Je remarque que toute théologie rattachée à l'école hégélienne est contrainte d'avance à une certaine conception du christianisme primitif dont il ne lui est pas loisible de s'écarter, elle a une idée préconçue, son siége est tout fait, l'indépendance scientifique ne lui est pas possible. C'est ce qui arrive toutes les fois qu'au lieu de prendre son point de départ dans les faits on le prend dans la théorie, toutes les fois que d'avance on élimine certains faits et que l'on déclare qu'à coup sûr on ne les acceptera pas. Avec de tels procédés on n'eût accompli aucun progrès dans les sciences naturelles, car tout progrès notable a pris son point de départ précisément dans l'acceptation d'un fait qui dérangeait une théorie reçue.

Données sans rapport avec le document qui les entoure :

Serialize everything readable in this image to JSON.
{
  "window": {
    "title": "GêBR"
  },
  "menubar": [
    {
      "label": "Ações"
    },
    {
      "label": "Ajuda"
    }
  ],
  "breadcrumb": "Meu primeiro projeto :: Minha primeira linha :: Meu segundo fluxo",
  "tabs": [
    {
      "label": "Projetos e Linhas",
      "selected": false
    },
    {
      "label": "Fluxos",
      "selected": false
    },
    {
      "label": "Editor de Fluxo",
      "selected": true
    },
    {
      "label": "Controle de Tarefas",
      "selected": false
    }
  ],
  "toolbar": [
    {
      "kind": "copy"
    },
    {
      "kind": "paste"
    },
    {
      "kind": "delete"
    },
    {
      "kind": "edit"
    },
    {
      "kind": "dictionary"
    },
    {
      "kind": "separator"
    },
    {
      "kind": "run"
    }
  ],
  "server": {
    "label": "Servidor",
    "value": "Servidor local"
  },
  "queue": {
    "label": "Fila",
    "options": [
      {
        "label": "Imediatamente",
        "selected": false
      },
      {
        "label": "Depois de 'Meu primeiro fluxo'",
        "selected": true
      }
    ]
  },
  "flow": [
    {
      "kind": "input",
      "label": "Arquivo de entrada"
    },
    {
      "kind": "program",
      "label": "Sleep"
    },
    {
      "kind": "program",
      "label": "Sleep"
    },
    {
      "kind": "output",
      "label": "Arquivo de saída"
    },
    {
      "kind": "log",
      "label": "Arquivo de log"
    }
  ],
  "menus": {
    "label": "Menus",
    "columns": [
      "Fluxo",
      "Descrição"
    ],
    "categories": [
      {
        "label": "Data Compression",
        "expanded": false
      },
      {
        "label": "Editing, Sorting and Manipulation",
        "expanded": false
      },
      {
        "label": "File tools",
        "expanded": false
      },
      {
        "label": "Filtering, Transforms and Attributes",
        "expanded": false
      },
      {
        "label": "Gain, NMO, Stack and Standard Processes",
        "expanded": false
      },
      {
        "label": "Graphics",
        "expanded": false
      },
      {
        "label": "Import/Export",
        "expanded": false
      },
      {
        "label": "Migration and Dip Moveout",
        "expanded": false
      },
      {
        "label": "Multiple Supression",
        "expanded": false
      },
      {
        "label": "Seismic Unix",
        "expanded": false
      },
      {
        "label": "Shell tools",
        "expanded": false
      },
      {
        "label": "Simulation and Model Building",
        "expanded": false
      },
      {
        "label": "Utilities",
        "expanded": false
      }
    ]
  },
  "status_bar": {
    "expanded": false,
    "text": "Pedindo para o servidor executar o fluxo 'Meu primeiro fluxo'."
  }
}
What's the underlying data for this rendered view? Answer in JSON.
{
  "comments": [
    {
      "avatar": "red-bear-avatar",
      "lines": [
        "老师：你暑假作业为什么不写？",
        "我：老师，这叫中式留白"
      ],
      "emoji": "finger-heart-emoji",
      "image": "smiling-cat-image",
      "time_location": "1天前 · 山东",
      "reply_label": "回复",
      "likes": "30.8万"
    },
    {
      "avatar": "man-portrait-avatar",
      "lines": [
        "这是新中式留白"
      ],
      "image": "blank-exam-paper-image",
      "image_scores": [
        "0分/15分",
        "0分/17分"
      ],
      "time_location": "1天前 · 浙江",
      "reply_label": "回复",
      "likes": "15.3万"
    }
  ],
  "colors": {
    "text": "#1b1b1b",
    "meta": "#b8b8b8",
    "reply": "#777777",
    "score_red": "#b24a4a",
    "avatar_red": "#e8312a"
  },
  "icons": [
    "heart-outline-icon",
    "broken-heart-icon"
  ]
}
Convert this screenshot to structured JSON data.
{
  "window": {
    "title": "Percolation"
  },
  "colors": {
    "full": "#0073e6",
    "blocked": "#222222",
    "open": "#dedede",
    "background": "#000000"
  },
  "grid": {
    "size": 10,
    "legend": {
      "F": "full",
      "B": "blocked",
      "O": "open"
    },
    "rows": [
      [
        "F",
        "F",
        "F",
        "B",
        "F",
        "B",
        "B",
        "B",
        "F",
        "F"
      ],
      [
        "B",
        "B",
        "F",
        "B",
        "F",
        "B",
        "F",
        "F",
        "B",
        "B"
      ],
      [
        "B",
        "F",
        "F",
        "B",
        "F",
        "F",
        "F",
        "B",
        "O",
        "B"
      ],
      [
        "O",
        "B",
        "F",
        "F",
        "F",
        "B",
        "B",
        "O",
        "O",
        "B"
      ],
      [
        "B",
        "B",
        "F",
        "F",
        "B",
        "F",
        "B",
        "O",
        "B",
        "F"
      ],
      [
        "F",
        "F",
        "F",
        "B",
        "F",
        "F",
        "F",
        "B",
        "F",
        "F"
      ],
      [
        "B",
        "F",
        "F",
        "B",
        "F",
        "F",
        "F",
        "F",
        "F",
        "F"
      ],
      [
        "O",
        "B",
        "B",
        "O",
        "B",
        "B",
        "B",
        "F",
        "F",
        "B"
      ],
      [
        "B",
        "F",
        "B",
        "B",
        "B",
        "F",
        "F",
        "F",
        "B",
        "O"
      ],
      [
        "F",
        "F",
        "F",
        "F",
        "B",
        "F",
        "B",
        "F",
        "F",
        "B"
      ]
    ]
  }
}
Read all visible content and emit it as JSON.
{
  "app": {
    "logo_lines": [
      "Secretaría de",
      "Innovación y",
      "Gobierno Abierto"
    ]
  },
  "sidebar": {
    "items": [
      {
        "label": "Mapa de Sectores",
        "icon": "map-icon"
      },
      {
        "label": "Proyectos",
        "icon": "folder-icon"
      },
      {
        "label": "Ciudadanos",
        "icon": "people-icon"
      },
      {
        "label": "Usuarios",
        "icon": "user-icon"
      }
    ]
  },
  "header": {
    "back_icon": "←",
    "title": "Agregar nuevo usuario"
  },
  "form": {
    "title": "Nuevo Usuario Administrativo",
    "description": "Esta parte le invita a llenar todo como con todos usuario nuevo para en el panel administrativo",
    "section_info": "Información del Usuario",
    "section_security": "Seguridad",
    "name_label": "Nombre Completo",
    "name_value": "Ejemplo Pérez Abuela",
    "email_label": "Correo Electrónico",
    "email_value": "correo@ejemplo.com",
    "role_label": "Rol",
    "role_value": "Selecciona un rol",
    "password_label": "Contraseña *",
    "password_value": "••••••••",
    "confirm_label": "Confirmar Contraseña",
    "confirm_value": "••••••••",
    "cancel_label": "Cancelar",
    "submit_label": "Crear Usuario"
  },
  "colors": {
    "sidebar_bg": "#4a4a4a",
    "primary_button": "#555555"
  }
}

La Vie de Jésus de Strauss révèle le parti pris dès les premières pages. L'auteur y met de la franchise. Il nous déclare qu'il va tout ramener au mythe dans le récit évangélique. Voici en deux mots son système. L'histoire évangélique est fondée sur le miracle; elle n'a par conséquent aucune réalité. Essayer comme Paulus et son école d'admettre le fond du récit en faisant disparaître l'élément miraculeux par de petites explications ou atténuations, cela n'est pas possible. Il est bien plus simple de reconnaître que nous avons là une histoire mythique qui s'est formée toute seule dans les premiers âges du christianisme. Ces mythes évangéliques ont deux facteurs le premier est la mythologie de l'Ancien Testament qui saturait le milieu où vivaient les apôtres; le second est l'impression produite par le Christ sur ses contemporains. L'idée du Messie ou du libérateur par excellence qui se retrouve dans plusieurs reli

gions avait jeté de profondes racines sur le sol de la Palestine; elle avait eu toute une floraison poétique dans les prophètes et elle s'enrichissait de plus en plus de toutes les légendes de l'Ancien Testament. Un homme extraordinaire par son ascendant vient à paraître au temps des Hérodes. L'enthousiasme populaire s'attache à lui; on le prend pour le Messie. Quoi de plus naturel que de faire converger vers sa personne toutes les légendes messianiques? De cette combinaison résultent nos Évangiles.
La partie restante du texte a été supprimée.